Call this the lesson of the bad lead form.

Bud.tv launched after the Super Bowl with a $30 million blitz, a "portal" site meant to lure young men with celebrity scandal, girls on film, and humor from Kevin Spacey's Triggerstreet or Matt Damon's LivePlanet. The site targeted 1 to 2 million users a month -- and ended up with just 253,000 unique visitors in February and 152,000 in March. Traffic fell so low that ComScore stopped tracking it in April.

The site imploded because Anheuser-Busch asked too much of users. The front page asked you to sign up: First time? You'll need to register ... for what? A big black screen? In an Internet universe of free videos and full-frontal nudity, bud.tv came off like a frowning granny, asking the young boys if they really were old enough to stay out late Saturday night. The original site was actually an improvement over the long lead form that sat at the bud.tv URL in fall of 2006, prior to launch, asking users to punch in their birth dates etc. as they waited breathlessly for Bud to go live. The Bud message of the entire period was gimme gimme gimme.

Anheuser-Busch has been trying to fix the site with help from guerilla marketing firms such as New Media Strategies. The current site is a bit of improvement, offering free previews of funny videos to whet the appetite.

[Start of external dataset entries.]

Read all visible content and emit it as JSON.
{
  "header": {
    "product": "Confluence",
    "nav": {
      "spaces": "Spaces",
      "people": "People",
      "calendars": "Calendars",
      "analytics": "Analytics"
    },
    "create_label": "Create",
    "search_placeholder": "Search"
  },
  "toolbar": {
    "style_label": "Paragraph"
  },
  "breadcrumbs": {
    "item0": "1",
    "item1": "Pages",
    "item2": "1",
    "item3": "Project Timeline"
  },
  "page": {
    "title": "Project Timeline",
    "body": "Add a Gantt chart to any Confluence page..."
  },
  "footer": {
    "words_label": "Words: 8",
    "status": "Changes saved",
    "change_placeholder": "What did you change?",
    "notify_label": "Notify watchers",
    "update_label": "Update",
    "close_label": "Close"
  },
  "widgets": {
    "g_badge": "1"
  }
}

We don't think it takes rocket scientists or web consultants to figure out the failure. It's simple. (1) Bud.tv asked too much of users. (2) Users didn't want to sign up for something unknown without seeing the value clearly for themselves. (3) YouTube is loaded, free, and just one click away. The lesson for Bud: if your web audience is thirsty, don't demand ID before showing what's on tap.